La consecuencia más importante de la yugulación del proceso estamental en el plano jurídico, la constituye el triunfo de la nobleza universal de los vizcaínos; es decir, de todos los vizcaínos, hidalgos y moradores, que se recogerá ya en el Fuero Nuevo de 1527. El procedimiento por el que se llegó a la misma no debió de ser muy complicado. Toda vez que vizcaíno equivalía a hidalgo, la extensión de la condición de vizcaínos a los moradores de las villas los convirtió al mismo tiempo en hidalgos. Como solución, no es en absoluto original. Pablo Fernández Albaladejo y José María Portillo han recordado que, ya en 1929 y 1933, respectivamente, Gregorio Balparda e Ildefonso Gurruchaga llamaron la atención sobre «el carácter netamente castellano de los fundamentos conceptuales y operativos que sustentaban la hidalguía colectiva vasca»,[48] los mismos que se aplicaban en los antiguos señoríos de behetría. Lugares donde regían estos principios, los hubo en relativa abundancia fuera del País Vasco. La especificidad del caso de éste reside, sobre todo, en la desusada extensión del ámbito de su aplicación, no ya un valle o una cendea, sino provincias enteras. Esta amplitud permitió el desarrollo de instituciones provinciales (las Juntas) a partir de las antiguas asambleas estamentales de hidalgos, que se ocuparían en delante de la defensa de los privilegios territoriales como las primitivas juntas lo habían hecho de la de los privilegios estamentales.

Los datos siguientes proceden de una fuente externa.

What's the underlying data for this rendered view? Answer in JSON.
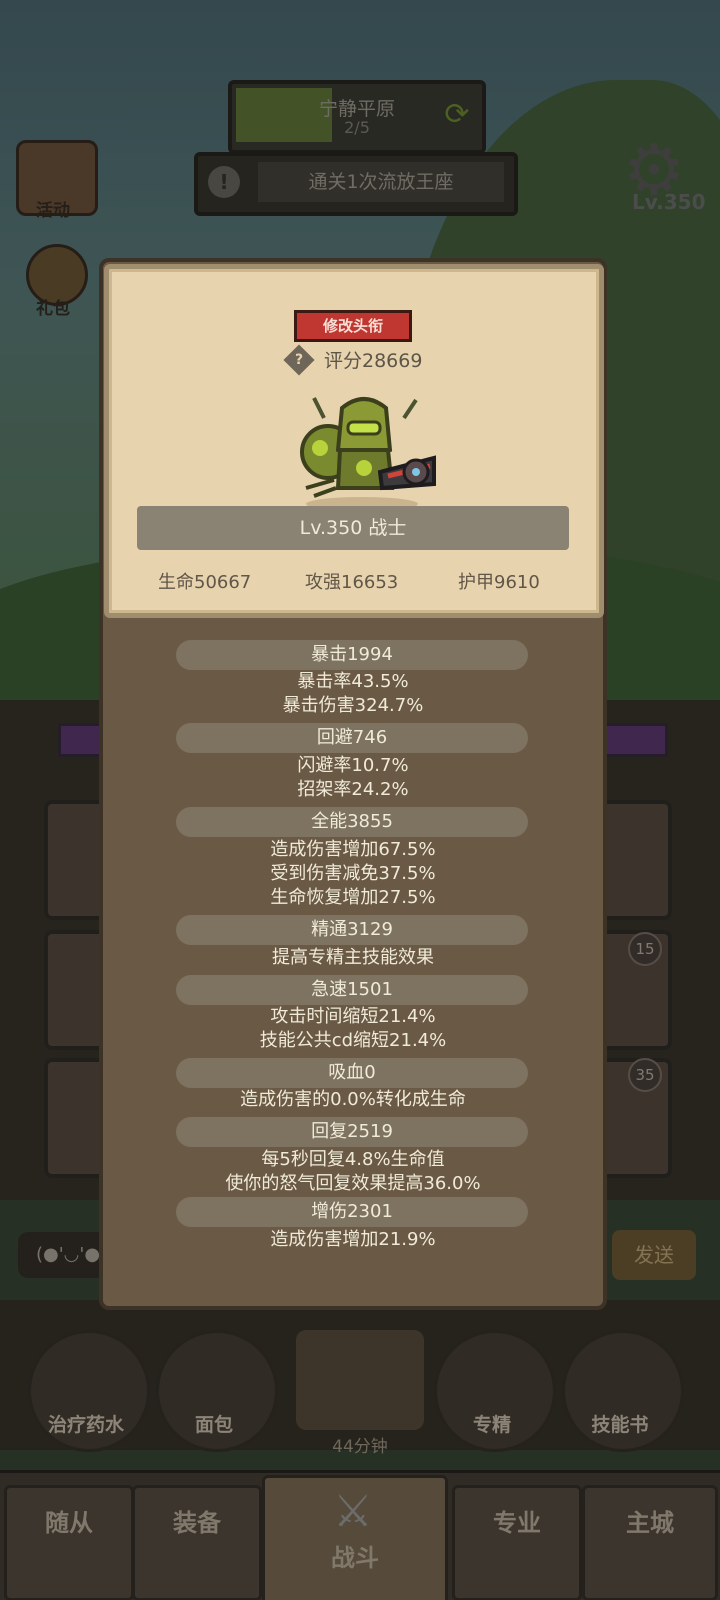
{
  "hud": {
    "zone_name": "宁静平原",
    "zone_progress": "2/5",
    "quest": "通关1次流放王座",
    "level_tag": "Lv.350",
    "side_left_1": "活动",
    "side_left_2": "礼包"
  },
  "background": {
    "chat_hint": "(●'◡'●",
    "send_label": "发送",
    "badges": [
      "15",
      "35"
    ]
  },
  "quick_items": [
    {
      "label": "治疗药水"
    },
    {
      "label": "面包"
    },
    {
      "label": "专精"
    },
    {
      "label": "技能书"
    }
  ],
  "timer": "44分钟",
  "tabs": [
    "随从",
    "装备",
    "战斗",
    "专业",
    "主城"
  ],
  "profile": {
    "rename_button": "修改头衔",
    "score": "评分28669",
    "title": "Lv.350 战士",
    "hp": "生命50667",
    "attack": "攻强16653",
    "armor": "护甲9610"
  },
  "stats": [
    {
      "head": "暴击1994",
      "lines": [
        "暴击率43.5%",
        "暴击伤害324.7%"
      ]
    },
    {
      "head": "回避746",
      "lines": [
        "闪避率10.7%",
        "招架率24.2%"
      ]
    },
    {
      "head": "全能3855",
      "lines": [
        "造成伤害增加67.5%",
        "受到伤害减免37.5%",
        "生命恢复增加27.5%"
      ]
    },
    {
      "head": "精通3129",
      "lines": [
        "提高专精主技能效果"
      ]
    },
    {
      "head": "急速1501",
      "lines": [
        "攻击时间缩短21.4%",
        "技能公共cd缩短21.4%"
      ]
    },
    {
      "head": "吸血0",
      "lines": [
        "造成伤害的0.0%转化成生命"
      ]
    },
    {
      "head": "回复2519",
      "lines": [
        "每5秒回复4.8%生命值",
        "使你的怒气回复效果提高36.0%"
      ]
    },
    {
      "head": "增伤2301",
      "lines": [
        "造成伤害增加21.9%"
      ]
    }
  ]
}
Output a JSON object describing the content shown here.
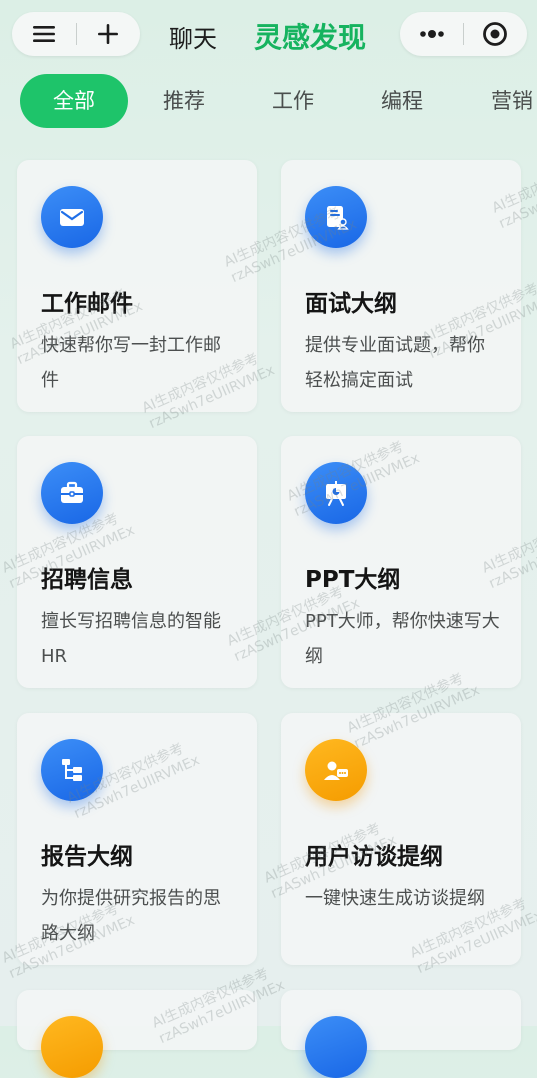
{
  "nav": {
    "chat_label": "聊天",
    "title": "灵感发现"
  },
  "categories": [
    {
      "label": "全部",
      "active": true
    },
    {
      "label": "推荐",
      "active": false
    },
    {
      "label": "工作",
      "active": false
    },
    {
      "label": "编程",
      "active": false
    },
    {
      "label": "营销",
      "active": false
    }
  ],
  "cards": [
    {
      "title": "工作邮件",
      "desc": "快速帮你写一封工作邮件",
      "icon": "mail-icon",
      "color": "#2a7cf0"
    },
    {
      "title": "面试大纲",
      "desc": "提供专业面试题，帮你轻松搞定面试",
      "icon": "resume-icon",
      "color": "#2a7cf0"
    },
    {
      "title": "招聘信息",
      "desc": "擅长写招聘信息的智能HR",
      "icon": "briefcase-icon",
      "color": "#2a7cf0"
    },
    {
      "title": "PPT大纲",
      "desc": "PPT大师，帮你快速写大纲",
      "icon": "presentation-icon",
      "color": "#2a7cf0"
    },
    {
      "title": "报告大纲",
      "desc": "为你提供研究报告的思路大纲",
      "icon": "outline-tree-icon",
      "color": "#2a7cf0"
    },
    {
      "title": "用户访谈提纲",
      "desc": "一键快速生成访谈提纲",
      "icon": "interview-icon",
      "color": "#f5a300"
    }
  ],
  "watermark": {
    "line1": "AI生成内容仅供参考",
    "line2": "rzASwh7eUIIRVMEx"
  },
  "colors": {
    "accent": "#1ec46a",
    "title_green": "#16b35f",
    "icon_blue": "#2a7cf0",
    "icon_orange": "#f5a300"
  }
}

Hacia el interior del país, el principio de hidalguía universal resolvió el conflicto entre estamentos imponiendo una igualdad jurídica por elevación, a la alta. En la España cristiana de la Edad Media había existido otra comunidad no estamental, la judía, pero en su caso la igualdad se establecía a la baja, como una comunidad de parias sin derechos, sujeta a todo tipo de arbitrariedades por carecer de cualquier privilegio. Eventualmente, los reyes y los señores podían promulgar normas benignas para sus judíos, pero éstas no los protegían de los abusos de sus protectores. Ahora bien, la condición no estamental permitía a los judíos desempeñar funciones económicas y administrativas vedadas a los estamentos. La transformación de la sociedad vizcaína (incluyendo en ella las guipuzcoana y alavesa) en comunidades no estamentales puso a los habitantes de las provincias vascas en condiciones de sustituir a los judíos en sus actividades tradicionales, como acertadamente señalaba Otazu. Por otra parte, dos comunidades no estamentales sobre un mismo territorio plantean el problema de que a una se le puede confundir fácilmente con la otra, y a los cristianos vascos no les halagaba la idea de ser tomados por judíos. Las nuevas Juntas se apresuraron a decretar la expulsión de éstos. Las de Guipúzcoa lo hicieron antes de 1482, y las de Vizcaya, en 1486.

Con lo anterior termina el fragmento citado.